Model	Min VRAM	License	Strengths	Weaknesses
Mochi 1	~8GB (offload)	Apache 2.0	Prompt adherence, motion quality	480p only, high native VRAM
Wan 2.1 (1.3B variant)	~8GB	Apache 2.0	Low VRAM, I2V support, multilingual	Lower motion fidelity than 10B models
LTX-Video	~8GB	Apache 2.0	Very fast inference	Lower prompt adherence
HunyuanVideo	~60GB	Custom (non-commercial)	High cinematic quality	License restrictions, same VRAM demand
Sora (OpenAI)	N/A (cloud only)	Proprietary	Highest quality, longer clips	No local deployment, subscription cost

If you need lower VRAM with commercial freedom, Wan 2.1 or LTX-Video are pragmatic choices. See our Wan 2.1 vs Runway Gen-3 comparison for detail on that trade-off. Mochi 1 wins when prompt fidelity and motion coherence matter more than hardware efficiency.

Cloud Options When Local Hardware Isn't Enough

If you need Mochi 1 output without the hardware investment, several platforms support it directly:

Replicate: Pay-per-generation API at replicate.com/genmoai/mochi-1 — no setup required
Vast.ai: Rent H100 or A100 instances hourly; official Mochi 1 template available in the model library
RunPod: GPU pods with 40–80GB VRAM; community templates exist for Mochi 1
Modal: Serverless GPU execution with an official Mochi 1 example in their docs
Genmo Playground: Genmo's hosted demo at genmo.ai — free tier for low-volume testing

For selecting cloud GPU providers by cost and performance, our guide on best cloud GPUs for AI workloads applies directly.

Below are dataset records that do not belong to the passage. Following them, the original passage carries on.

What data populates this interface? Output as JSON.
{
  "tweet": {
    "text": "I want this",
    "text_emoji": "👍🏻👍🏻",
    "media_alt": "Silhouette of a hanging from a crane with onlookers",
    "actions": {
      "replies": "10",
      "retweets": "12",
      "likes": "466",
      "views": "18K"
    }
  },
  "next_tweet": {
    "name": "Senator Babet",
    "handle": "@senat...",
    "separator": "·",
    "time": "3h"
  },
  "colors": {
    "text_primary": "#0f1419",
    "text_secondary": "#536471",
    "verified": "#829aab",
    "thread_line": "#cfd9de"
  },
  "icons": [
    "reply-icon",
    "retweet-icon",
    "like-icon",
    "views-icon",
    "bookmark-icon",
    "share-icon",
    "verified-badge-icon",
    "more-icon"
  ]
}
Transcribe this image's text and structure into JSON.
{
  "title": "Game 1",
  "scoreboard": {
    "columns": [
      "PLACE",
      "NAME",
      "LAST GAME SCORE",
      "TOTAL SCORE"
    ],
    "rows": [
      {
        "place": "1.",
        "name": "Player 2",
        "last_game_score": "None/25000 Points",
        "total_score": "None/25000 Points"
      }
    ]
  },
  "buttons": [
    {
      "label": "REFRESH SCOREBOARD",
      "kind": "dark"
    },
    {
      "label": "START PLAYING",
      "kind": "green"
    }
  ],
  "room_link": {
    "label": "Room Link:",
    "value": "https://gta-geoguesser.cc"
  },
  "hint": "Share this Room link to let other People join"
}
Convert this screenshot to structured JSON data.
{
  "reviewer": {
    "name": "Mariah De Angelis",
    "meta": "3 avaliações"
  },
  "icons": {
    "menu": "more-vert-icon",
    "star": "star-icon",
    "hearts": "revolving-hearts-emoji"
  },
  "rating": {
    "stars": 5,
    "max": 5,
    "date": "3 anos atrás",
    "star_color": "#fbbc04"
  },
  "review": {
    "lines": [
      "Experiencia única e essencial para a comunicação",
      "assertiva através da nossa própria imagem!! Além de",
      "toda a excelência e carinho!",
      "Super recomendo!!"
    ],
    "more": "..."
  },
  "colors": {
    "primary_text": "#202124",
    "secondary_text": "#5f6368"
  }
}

If you just want quick text-to-video output without infrastructure, there are also free online text-to-video tools that can serve as a low-commitment starting point.

Bottom line: Mochi 1 is the right local video model if you have a 24GB card, need Apache 2.0 licensing, and want strong prompt-following motion. Start with the diffusers path and bfloat16 mode. If you're below 24GB, CPU offload works — budget for longer generation times. For teams that need lower hardware requirements without sacrificing output quality, Wan 2.1's 14B variant is the next thing to evaluate.